Oh, wird das erbaulich! Der Einzug der Spieler in ihren festlichen, bunten Gewändern. Auf, auf, mit feierlichen Fanfaren. Ergriffen sind die Massen in der Kathedrale und an den Bildschirmen, sie erheben ihre Stimmen und huldigen der Fahne und dem Reich mit einem hohen Lied. Spontane Hosianna-Rufe wogen durch das Rund! Ole ole, heiliger Jogi, erlöse uns von der Angst, die Österreicher könnten uns besiegen. Ole, ole, denn dein ist das Pressing und der Vertikalpass und die höggschde Disziplin. Amen.

Der Flügelflitzer: Denn dein ist das Pressing und der Vertikalpass und die höggschde Disziplin: Jogi Löw.

Denn dein ist das Pressing und der Vertikalpass und die höggschde Disziplin: Jogi Löw.

(Foto: Foto: Reuters)

Ist der Fußball eine Ersatzreligion? Im Ruhrgebiet soll es Menschen im blau-weißen Gewand geben, die das standhaft behaupten. Doch selbst Nicht-Schalker Fußballbegeisterte müssen sich fragen, ob ihr Stadion- beziehungsweise Public-Viewing-Ritus nicht durch und durch geprägt ist von der christlichen Liturgie.

Die Tendenz jedenfalls geht in Deutschland eindeutig raus aus der Kirche und hinein in den Fußball-Dom. Früher spendeten die Menschen ihren letzten Groschen für den Bau neuer Kirchen, heute geben sie ein Monatsgehalt für eine Eintrittskarte für das Gruppenspiel gegen Polen aus.

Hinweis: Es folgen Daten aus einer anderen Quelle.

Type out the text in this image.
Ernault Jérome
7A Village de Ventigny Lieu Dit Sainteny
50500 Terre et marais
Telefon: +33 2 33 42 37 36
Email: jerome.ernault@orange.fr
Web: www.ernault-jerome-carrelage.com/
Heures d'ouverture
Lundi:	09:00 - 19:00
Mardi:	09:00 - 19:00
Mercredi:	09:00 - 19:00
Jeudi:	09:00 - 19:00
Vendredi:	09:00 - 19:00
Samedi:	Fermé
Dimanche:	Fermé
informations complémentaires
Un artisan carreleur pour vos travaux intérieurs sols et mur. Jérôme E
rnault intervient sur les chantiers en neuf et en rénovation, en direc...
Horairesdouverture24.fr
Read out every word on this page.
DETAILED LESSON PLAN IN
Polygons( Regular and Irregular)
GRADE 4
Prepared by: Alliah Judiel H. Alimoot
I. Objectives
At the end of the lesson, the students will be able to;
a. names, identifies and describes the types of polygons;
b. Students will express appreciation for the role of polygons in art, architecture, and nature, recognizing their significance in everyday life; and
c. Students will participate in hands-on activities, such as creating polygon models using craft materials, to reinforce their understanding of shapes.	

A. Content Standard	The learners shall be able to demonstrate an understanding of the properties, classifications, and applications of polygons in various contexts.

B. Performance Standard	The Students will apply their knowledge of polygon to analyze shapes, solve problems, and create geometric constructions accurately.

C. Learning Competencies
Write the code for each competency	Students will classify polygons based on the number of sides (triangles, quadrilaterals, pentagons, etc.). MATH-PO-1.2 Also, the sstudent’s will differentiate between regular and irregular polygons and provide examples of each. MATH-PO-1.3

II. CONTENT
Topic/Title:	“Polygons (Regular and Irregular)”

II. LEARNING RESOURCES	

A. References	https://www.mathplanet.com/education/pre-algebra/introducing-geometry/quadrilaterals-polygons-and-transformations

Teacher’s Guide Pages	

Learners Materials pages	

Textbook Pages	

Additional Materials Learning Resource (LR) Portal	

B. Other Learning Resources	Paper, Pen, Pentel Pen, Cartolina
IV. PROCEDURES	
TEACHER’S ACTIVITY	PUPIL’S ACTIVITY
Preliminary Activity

Doch ist das nicht alles verwerflicher Götzendienst?

In Argentinien haben ein paar zehntausend diese Frage eindeutig mit Nein beantwortet, haben die "Iglesia Maradonia" gegründet und huldigen ihrem Gott "D10S". Sie feiern Neujahr am 30. Oktober, weil Diego Maradona (die Nummer 10) an diesem Tag Geburtstag hat. Sie haben sich sogar eigene Zehn Gebote gegeben. Unter anderem: "Liebe den Fußball mehr als alles andere", "Verkünde die Wunder Diegos in der Welt" oder "Nenne all deine Söhne Diego".

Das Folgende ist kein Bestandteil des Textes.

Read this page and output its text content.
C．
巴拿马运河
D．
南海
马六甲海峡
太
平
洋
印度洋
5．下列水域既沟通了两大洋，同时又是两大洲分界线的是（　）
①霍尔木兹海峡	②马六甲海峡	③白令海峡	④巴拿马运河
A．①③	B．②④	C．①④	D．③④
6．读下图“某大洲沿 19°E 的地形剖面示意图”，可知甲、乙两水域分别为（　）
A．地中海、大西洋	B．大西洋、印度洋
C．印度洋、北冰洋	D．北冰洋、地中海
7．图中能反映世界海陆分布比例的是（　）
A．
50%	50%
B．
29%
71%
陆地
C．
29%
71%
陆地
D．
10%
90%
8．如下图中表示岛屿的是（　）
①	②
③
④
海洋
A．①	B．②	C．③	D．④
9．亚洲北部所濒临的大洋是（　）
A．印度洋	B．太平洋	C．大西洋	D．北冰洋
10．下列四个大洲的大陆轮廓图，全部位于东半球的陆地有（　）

Nun ist hierzulande die Kirchenbewegung der Jogianer (noch) nicht in Sicht. Aber auf der Ferieninsel Sylt verfolgt ein Pastor eine ausgefeilte Strategie wider den Fußballkult. Eine, die sich in der Menschheitsgeschichte schon häufig bewährt hat: Vereinnahme die aufstrebende Konkurrenz, mache sie dir zu nutze! Pastor Rainer Chinnow veranstaltet in seiner Gemeinde vor den deutschen EM-Spielen einen "Fußballgottesdienst". Danach rollt der Ball auf Großbildleinwand. Das Ganze trägt den wunderbaren Namen "Jogis Buben in Gottes Stuben". Da dürfte kein Platz frei bleiben in der Friesenkapelle.

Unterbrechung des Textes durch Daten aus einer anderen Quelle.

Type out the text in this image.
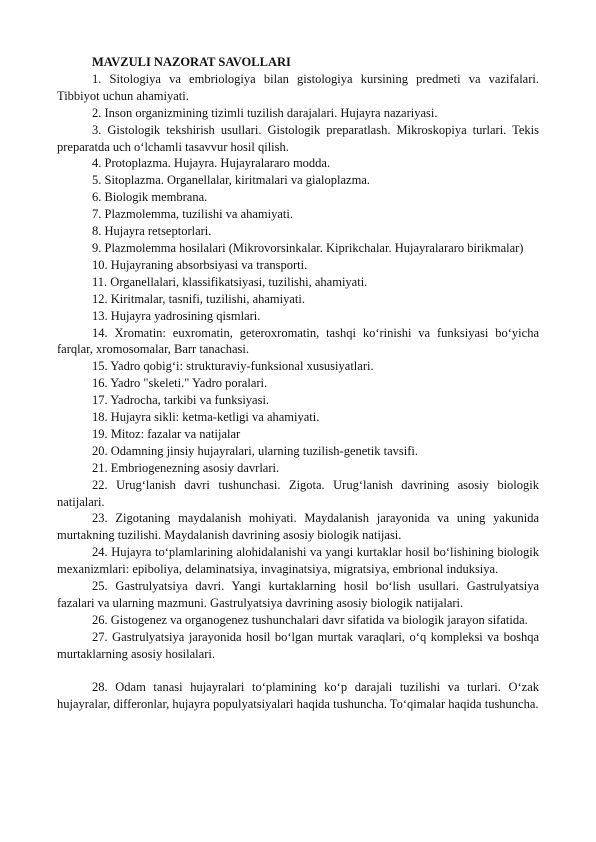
MAVZULI NAZORAT SAVOLLARI

1. Sitologiya va embriologiya bilan gistologiya kursining predmeti va vazifalari. Tibbiyot uchun ahamiyati.

2. Inson organizmining tizimli tuzilish darajalari. Hujayra nazariyasi.

3. Gistologik tekshirish usullari. Gistologik preparatlash. Mikroskopiya turlari. Tekis preparatda uch o‘lchamli tasavvur hosil qilish.

4. Protoplazma. Hujayra. Hujayralararo modda.

5. Sitoplazma. Organellalar, kiritmalari va gialoplazma.

6. Biologik membrana.

7. Plazmolemma, tuzilishi va ahamiyati.

8. Hujayra retseptorlari.

9. Plazmolemma hosilalari (Mikrovorsinkalar. Kiprikchalar. Hujayralararo birikmalar)

10. Hujayraning absorbsiyasi va transporti.

11. Organellalari, klassifikatsiyasi, tuzilishi, ahamiyati.

12. Kiritmalar, tasnifi, tuzilishi, ahamiyati.

13. Hujayra yadrosining qismlari.

14. Xromatin: euxromatin, geteroxromatin, tashqi ko‘rinishi va funksiyasi bo‘yicha farqlar, xromosomalar, Barr tanachasi.

15. Yadro qobig‘i: strukturaviy-funksional xususiyatlari.

16. Yadro "skeleti." Yadro poralari.

17. Yadrocha, tarkibi va funksiyasi.

18. Hujayra sikli: ketma-ketligi va ahamiyati.

19. Mitoz: fazalar va natijalar

20. Odamning jinsiy hujayralari, ularning tuzilish-genetik tavsifi.

21. Embriogenezning asosiy davrlari.

22. Urug‘lanish davri tushunchasi. Zigota. Urug‘lanish davrining asosiy biologik natijalari.

23. Zigotaning maydalanish mohiyati. Maydalanish jarayonida va uning yakunida murtakning tuzilishi. Maydalanish davrining asosiy biologik natijasi.

24. Hujayra to‘plamlarining alohidalanishi va yangi kurtaklar hosil bo‘lishining biologik mexanizmlari: epiboliya, delaminatsiya, invaginatsiya, migratsiya, embrional induksiya.

25. Gastrulyatsiya davri. Yangi kurtaklarning hosil bo‘lish usullari. Gastrulyatsiya fazalari va ularning mazmuni. Gastrulyatsiya davrining asosiy biologik natijalari.

26. Gistogenez va organogenez tushunchalari davr sifatida va biologik jarayon sifatida.

27. Gastrulyatsiya jarayonida hosil bo‘lgan murtak varaqlari, o‘q kompleksi va boshqa murtaklarning asosiy hosilalari.

28. Odam tanasi hujayralari to‘plamining ko‘p darajali tuzilishi va turlari. O‘zak hujayralar, differonlar, hujayra populyatsiyalari haqida tushuncha. To‘qimalar haqida tushuncha.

Und so sieht man die Gläubigen schon sitzen, wie sie bald nach Anpfiff ihre Hände zum Gebet schließen: Oh Herr, hilf dem schwachen Christoph auf die Beine und gib dem Jens die titanische Kraft, den polnischen Angriffen zu widerstehen. Für dich, oh Mario, schicke der Herr den Glanz des Torschützenkönigs. Und ach, auf dass der Erzengel Michael den bösen Holländer aus dem Finalparadies vertreibt und seine Tränen trockne am himmlischen Pokal.

Balleluja!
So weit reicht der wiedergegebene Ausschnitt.